In February of 1960, four college students went to the local Woolworth store. Purchased some items, then sat down at the lunch counter to order coffee.
They were denied service because of the color of their skin.The manager asked them to leave. The students decided to stay, seated, politely waiting for their coffee, until closing time.
The next day, the four students (Joseph McNeil, Franklin McCain, Ezell Blair Jr., and David Richmond) returned, ordered coffee again. And were refused again.
“I certainly wasn’t afraid,” said Franklin McCain. “And I wasn’t afraid because I was too angry to be afraid. If I were lucky I would be carted off to jail for a long, long time. And if I were not so lucky, then I would be going back to my campus, in a pine box.”

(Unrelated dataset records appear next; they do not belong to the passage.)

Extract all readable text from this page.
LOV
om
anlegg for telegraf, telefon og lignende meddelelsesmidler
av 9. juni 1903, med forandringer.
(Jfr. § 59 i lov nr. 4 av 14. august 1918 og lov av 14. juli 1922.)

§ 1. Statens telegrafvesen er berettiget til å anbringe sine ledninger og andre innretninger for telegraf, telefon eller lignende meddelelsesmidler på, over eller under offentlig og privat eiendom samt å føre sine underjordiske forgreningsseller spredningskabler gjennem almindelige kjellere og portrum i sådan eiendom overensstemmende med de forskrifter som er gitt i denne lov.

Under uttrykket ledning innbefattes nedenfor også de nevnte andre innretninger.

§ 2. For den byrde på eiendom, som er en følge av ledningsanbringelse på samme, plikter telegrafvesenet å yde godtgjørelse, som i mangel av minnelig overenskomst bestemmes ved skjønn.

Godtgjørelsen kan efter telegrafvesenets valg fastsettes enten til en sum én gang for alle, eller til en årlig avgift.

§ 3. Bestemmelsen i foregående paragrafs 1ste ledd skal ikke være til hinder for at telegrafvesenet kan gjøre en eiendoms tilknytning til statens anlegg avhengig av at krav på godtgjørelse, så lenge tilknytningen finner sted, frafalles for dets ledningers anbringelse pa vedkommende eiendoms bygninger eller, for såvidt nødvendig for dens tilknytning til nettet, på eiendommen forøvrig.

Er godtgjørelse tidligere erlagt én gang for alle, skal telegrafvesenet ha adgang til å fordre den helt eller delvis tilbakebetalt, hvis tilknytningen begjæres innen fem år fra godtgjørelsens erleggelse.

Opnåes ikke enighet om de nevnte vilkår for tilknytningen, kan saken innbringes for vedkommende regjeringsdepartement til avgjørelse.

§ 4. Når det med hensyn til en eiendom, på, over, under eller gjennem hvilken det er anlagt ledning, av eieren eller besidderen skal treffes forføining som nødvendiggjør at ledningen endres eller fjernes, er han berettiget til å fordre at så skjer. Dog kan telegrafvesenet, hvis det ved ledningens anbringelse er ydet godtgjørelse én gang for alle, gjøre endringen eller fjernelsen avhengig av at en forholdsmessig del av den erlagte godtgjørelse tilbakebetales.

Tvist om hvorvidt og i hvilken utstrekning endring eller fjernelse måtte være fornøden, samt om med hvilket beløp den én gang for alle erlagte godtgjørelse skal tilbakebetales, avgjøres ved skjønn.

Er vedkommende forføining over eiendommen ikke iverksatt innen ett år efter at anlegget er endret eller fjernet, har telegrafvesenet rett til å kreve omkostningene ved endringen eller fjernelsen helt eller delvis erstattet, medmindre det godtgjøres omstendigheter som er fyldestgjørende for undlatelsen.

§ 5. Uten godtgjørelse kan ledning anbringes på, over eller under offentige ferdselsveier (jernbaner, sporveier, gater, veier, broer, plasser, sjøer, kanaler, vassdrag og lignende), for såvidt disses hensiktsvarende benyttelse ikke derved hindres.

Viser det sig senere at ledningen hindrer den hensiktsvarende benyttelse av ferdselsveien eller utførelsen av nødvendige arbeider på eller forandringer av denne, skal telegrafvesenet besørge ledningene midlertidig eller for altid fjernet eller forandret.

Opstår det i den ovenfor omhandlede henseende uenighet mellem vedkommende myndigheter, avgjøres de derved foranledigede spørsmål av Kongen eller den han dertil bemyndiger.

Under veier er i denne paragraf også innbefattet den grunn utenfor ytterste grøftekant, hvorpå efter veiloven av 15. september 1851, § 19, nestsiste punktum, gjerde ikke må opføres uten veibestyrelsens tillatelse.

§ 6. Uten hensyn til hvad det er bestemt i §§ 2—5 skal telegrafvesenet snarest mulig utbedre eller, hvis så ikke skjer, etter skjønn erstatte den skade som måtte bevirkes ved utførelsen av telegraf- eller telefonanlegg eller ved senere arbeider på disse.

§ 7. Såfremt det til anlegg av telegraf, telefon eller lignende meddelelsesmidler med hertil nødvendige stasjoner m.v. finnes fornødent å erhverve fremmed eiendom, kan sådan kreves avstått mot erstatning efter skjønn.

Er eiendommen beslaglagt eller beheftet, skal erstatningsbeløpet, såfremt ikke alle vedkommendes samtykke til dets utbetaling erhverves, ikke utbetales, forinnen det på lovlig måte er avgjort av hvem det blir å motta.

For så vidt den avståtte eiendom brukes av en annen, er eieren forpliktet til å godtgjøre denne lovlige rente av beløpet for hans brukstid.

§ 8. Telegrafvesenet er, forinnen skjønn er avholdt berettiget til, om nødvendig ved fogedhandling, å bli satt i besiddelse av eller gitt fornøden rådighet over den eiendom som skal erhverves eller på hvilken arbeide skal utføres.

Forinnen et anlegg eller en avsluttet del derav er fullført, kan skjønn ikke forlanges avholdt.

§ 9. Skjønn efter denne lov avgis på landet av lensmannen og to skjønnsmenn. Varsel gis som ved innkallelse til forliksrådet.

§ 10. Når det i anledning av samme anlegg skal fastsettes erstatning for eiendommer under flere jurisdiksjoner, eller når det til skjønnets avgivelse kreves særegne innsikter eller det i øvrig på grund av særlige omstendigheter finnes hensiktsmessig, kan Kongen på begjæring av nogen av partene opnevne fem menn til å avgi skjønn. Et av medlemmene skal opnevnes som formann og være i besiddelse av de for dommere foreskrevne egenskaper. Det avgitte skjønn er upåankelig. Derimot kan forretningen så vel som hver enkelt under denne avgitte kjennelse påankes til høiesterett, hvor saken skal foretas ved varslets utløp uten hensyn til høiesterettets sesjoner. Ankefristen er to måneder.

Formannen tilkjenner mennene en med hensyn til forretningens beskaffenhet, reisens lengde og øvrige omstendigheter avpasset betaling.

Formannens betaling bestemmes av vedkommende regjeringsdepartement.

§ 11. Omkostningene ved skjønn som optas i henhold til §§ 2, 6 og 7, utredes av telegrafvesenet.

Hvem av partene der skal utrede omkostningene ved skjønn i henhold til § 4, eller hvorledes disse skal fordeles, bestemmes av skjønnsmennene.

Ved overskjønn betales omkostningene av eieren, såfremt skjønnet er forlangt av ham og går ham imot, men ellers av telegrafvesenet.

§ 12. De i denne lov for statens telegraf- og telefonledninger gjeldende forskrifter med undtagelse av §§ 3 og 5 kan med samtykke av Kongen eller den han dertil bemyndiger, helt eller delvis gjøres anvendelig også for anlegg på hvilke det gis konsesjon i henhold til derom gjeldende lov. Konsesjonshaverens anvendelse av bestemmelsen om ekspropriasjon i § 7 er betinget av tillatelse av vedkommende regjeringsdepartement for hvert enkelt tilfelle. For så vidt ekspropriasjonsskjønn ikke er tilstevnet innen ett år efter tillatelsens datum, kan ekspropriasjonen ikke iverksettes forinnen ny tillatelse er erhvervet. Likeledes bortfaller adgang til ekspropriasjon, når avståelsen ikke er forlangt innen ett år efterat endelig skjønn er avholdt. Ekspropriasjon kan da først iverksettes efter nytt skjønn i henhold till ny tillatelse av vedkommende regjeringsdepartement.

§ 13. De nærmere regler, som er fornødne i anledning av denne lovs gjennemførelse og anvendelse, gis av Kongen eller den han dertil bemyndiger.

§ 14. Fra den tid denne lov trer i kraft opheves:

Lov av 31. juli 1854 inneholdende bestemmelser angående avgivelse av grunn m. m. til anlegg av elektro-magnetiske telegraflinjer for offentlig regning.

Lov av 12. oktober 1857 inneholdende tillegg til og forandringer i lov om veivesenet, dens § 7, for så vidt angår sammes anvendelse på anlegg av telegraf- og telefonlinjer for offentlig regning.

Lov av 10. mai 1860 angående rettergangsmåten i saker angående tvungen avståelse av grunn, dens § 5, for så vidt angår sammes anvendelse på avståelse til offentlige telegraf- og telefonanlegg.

McCain also remembered an older white woman approaching them, thinking she would say or do something to them, like the other hecklers. She walked up behind them, and she whispered in a calm voice, “Boys, I’m so proud of you.”
McCain would say, “What I learned from that little incident was don’t you ever, ever stereotype anybody in this life until you at least experience them and have the opportunity to talk to them.”
More people join the sit-in
The four students, who would eventually be called the Greensboro Four, would be joined by 20 other students that day, just sitting there, reading books and studying while White customers continued to heckle them.
On Day 3, more than 60 students joined in. On Day 4, there were 300 people at the lunch counter.
After one week, students were staging their own sit-ins throughout North Carolina. Soon, the movement spread to other Southern cities, then states.
On July 25, 1960, Woolworth finally relented and black employees of Greensboro’s Woolworth’s store were the first to be served at the store’s lunch counter. The next day, the entire Woolworth’s chain was desegregated, serving blacks and whites alike.
The sit-ins would eventually spread to other forms of public accommodation. And in 1964, The Civil Rights Act was passed, mandating desegregation in public accommodations.
The Greensboro, North Carolina Woolworth’s store is now the International Civil Rights Center and Museum.
And a section of the lunch counter in which the four students sat is now preserved in the Smithsonian Institution National Museum of American History.
A reminder of our past when the color of your skin prohibited you from just sitting down at a lunch counter and ordering a cup of coffee.